1. Animals immunized with the formalinized filtrates of young toxic cultures of B. botulinus produce an antitoxic serum poor in precipitins.
2. Animals immunized with the formalinized filtrates of old and partly autolyzed toxic cultures produce an antitoxic serum containing precipitins.
3. Animals immunized with toxin-free autolyzed bacteria produce a serum free from antitoxin but rich in specific precipitins.
4. Animals immunized with the filtrates of an atoxic variant produce a serum free from antitoxin but rich in precipitins for the homologous toxin.
5. Animals immunized with the washed bacteria of the atoxic variant produce a serum that contains no antitoxin, but is rich in precipitins for the homologous toxin.
6. Removal of the precipitins by flocculation with a non-toxic antigen does not materially reduce the antitoxic value of a serum.
7. Removal of the proteins of the antigen by add coagulation removes the specific precipitable substance.

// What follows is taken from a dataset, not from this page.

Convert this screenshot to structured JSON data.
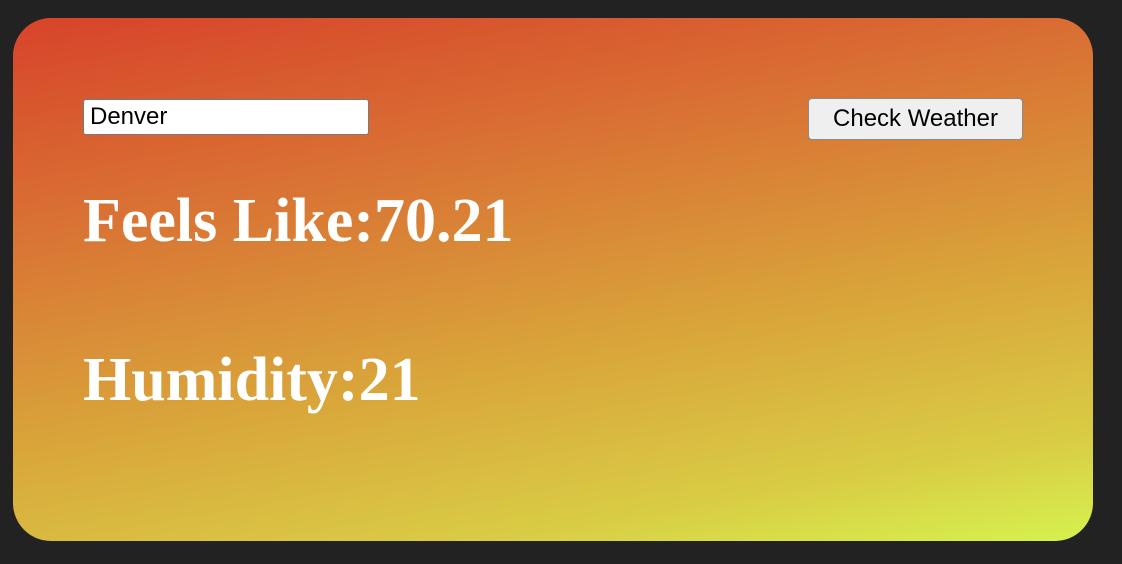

8. All the sera that contain precipitins produce the specific flocculus when combined with homologous toxins, anatoxins, or with the filtrates of the atoxic variant. The flocculation is restricted within the type. The amount of the precipitate and the width of the zone vary approximately with the estimated amount of bacterial protein in the antigen that is used for the immunization of animals.
We conclude, therefore, that the toxin-antitoxin flocculation is a specific bacterial precipitation phenomenon.